“But ask the animals, and they will teach you; the birds of the air, and they will tell you; ask the plants of the earth, and they will teach you; and the fish of the sea will declare to you” — Job 12:7-8.
Mourning doves at the feeder this morning, blue jays squabbling on our standing-seam metal roof, shortly before dawn a fox leaping through the snow nearby, mice in the garage foraging on birdseed I spilled and haven’t yet swept up, a few geese lingering and looking forlorn as they forage in the dark water of a lake, made darker by contrast with the surrounding snows.
Visible kin, feathered and furred. Beneath the surface of the pond, a few salamanders who haven’t yet burrowed into the mud to winter there. Scaled kin.
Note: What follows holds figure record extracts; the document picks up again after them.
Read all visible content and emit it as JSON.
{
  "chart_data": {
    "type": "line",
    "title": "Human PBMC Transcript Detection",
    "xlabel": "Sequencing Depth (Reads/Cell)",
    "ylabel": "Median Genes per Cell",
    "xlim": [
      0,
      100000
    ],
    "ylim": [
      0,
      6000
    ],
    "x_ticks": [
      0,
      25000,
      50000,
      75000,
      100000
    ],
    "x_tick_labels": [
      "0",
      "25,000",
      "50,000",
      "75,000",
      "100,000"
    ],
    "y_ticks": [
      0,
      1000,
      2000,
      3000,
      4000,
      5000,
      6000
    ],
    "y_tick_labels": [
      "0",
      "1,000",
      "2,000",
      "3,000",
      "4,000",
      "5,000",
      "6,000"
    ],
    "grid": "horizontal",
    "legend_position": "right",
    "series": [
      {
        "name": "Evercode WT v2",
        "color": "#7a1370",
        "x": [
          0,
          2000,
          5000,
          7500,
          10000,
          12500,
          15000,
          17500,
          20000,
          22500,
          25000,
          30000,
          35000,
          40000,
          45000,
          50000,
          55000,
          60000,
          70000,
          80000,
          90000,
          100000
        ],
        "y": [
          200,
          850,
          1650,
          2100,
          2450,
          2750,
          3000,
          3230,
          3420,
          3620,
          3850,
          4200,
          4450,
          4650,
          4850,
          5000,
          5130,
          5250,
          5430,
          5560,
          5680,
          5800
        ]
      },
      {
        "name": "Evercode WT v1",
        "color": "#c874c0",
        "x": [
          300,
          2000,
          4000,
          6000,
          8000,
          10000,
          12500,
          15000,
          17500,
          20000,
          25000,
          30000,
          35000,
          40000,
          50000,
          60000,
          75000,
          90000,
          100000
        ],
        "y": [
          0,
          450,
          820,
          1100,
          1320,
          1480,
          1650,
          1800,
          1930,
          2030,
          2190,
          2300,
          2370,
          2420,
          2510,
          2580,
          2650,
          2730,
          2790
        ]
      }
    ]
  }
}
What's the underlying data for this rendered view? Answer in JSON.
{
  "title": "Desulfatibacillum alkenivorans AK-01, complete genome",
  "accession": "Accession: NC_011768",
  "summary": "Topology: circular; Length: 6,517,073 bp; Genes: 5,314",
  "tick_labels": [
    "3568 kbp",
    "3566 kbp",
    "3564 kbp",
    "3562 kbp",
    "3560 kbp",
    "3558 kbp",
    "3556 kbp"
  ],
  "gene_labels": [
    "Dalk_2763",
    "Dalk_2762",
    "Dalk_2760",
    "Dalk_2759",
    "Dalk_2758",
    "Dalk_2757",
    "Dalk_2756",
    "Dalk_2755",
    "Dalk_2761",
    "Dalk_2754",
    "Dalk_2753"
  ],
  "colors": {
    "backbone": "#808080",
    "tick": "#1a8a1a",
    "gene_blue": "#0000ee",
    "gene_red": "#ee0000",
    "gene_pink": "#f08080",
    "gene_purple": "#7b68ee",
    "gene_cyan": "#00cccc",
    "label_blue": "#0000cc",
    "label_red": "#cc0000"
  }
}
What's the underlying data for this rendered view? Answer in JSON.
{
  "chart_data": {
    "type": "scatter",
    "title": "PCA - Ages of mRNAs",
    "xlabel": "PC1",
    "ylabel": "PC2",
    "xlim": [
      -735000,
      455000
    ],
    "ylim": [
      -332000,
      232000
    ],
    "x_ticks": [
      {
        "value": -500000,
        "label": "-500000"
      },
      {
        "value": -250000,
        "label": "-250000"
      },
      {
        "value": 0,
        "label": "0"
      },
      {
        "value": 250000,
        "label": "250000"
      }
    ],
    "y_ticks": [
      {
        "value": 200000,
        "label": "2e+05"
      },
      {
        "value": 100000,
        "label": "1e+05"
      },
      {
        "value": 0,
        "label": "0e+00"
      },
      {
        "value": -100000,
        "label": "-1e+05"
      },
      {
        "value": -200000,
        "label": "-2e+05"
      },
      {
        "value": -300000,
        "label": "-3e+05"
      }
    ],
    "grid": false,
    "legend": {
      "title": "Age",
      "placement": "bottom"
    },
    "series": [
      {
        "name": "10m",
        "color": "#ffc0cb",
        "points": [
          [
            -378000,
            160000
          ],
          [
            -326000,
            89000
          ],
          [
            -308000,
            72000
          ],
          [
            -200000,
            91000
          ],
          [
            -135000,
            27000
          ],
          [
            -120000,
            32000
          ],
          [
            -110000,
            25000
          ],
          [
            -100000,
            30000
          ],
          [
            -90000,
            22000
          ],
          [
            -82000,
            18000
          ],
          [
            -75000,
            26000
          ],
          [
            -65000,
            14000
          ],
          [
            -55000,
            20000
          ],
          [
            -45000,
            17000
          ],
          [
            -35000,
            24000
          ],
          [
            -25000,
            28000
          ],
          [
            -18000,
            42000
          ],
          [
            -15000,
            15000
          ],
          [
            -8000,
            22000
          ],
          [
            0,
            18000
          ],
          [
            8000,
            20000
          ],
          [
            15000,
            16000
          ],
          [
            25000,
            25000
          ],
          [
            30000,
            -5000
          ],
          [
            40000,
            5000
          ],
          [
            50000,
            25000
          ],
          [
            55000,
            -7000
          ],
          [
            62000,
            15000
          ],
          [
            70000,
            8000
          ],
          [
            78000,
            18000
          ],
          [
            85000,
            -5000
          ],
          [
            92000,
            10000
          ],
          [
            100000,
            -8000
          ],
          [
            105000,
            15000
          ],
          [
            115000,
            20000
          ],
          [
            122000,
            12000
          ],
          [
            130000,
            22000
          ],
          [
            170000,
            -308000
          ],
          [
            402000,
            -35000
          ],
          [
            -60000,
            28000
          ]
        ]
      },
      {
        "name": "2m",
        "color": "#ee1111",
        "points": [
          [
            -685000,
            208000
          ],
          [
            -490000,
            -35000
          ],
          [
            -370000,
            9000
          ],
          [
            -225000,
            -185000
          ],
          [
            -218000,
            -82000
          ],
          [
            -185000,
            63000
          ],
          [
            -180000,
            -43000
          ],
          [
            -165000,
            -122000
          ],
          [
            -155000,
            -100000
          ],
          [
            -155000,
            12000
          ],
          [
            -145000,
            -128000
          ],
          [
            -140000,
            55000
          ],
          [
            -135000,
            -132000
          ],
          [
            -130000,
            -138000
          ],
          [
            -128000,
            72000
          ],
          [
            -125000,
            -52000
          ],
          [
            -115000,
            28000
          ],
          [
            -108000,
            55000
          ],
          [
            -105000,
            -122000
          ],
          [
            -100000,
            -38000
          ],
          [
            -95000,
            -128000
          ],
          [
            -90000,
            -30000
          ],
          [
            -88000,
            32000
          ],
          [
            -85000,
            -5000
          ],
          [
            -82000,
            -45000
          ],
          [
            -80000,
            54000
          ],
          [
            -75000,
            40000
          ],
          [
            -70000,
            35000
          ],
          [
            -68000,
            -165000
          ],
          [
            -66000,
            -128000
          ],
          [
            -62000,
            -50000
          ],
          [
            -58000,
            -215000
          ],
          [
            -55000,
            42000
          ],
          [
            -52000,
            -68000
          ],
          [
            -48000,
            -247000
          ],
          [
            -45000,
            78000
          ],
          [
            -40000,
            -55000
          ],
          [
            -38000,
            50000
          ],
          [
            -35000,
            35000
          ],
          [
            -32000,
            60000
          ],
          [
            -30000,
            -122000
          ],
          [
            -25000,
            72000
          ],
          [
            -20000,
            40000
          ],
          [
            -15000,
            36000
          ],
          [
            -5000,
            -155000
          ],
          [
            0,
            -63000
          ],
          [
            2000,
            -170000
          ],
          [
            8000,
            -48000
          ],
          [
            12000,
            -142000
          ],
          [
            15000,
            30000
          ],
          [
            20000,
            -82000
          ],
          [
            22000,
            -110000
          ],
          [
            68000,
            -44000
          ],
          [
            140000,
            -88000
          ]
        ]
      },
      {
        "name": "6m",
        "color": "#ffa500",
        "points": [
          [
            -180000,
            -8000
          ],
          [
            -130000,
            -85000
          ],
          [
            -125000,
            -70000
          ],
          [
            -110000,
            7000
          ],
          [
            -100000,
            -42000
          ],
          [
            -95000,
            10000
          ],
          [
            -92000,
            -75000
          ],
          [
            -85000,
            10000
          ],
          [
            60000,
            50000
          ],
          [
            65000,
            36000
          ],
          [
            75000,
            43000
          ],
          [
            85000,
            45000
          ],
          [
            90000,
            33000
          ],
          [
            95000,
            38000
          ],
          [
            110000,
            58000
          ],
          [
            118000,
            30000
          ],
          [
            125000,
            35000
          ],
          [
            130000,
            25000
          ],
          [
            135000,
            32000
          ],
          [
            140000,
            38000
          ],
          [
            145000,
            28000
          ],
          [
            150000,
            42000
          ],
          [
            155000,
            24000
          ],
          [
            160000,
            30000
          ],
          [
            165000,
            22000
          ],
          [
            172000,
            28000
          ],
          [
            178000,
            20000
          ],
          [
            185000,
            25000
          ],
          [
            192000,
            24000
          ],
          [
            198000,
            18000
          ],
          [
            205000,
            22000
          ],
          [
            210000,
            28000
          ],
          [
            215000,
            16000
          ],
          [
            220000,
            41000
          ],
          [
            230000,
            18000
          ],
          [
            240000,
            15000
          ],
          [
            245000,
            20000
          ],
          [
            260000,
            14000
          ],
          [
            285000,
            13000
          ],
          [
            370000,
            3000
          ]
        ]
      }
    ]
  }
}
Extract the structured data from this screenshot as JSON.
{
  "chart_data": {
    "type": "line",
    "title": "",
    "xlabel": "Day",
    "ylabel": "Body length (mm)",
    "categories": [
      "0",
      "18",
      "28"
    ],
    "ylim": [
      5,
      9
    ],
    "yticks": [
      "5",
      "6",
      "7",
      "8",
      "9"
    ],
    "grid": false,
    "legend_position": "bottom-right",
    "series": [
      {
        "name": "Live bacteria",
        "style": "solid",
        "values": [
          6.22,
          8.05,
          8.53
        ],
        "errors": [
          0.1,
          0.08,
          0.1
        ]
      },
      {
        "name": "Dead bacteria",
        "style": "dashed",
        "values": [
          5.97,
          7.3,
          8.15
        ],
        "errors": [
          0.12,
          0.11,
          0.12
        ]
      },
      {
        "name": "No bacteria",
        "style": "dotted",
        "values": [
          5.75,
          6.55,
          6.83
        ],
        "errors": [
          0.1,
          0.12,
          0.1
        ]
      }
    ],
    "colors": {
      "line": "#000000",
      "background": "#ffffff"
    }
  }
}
And golden till the end — leafy kin — a young maple in our back yard, shouldering its way up among larger pines.
What can I ask, and what will they teach, tell and declare?
Isn’t everything open and shut at the same time, the glory and the wretched side by side, the fox killing the hare, the wonder of sunrise, a birth and a death both?
But what of the between, where we all live, where it is often neither? The third way we pass over, because it constantly moves with us, never stopping to be wholly seen or felt, a shadow at our backs, a light in front of us, a suspicion of beauty and the marvelous: peering through the grime and fog of a dirty window, a commuter on the way to work, waving; a bare branch with exactly seven sparrows wing to wing, puffed against the cold; the surprise of light on water, perfect mirror; a child’s unflinching gaze. O my world, altar of how many things to see and know and suffer and enjoy and give up and welcome again, how can I do anything else than love you, in the end?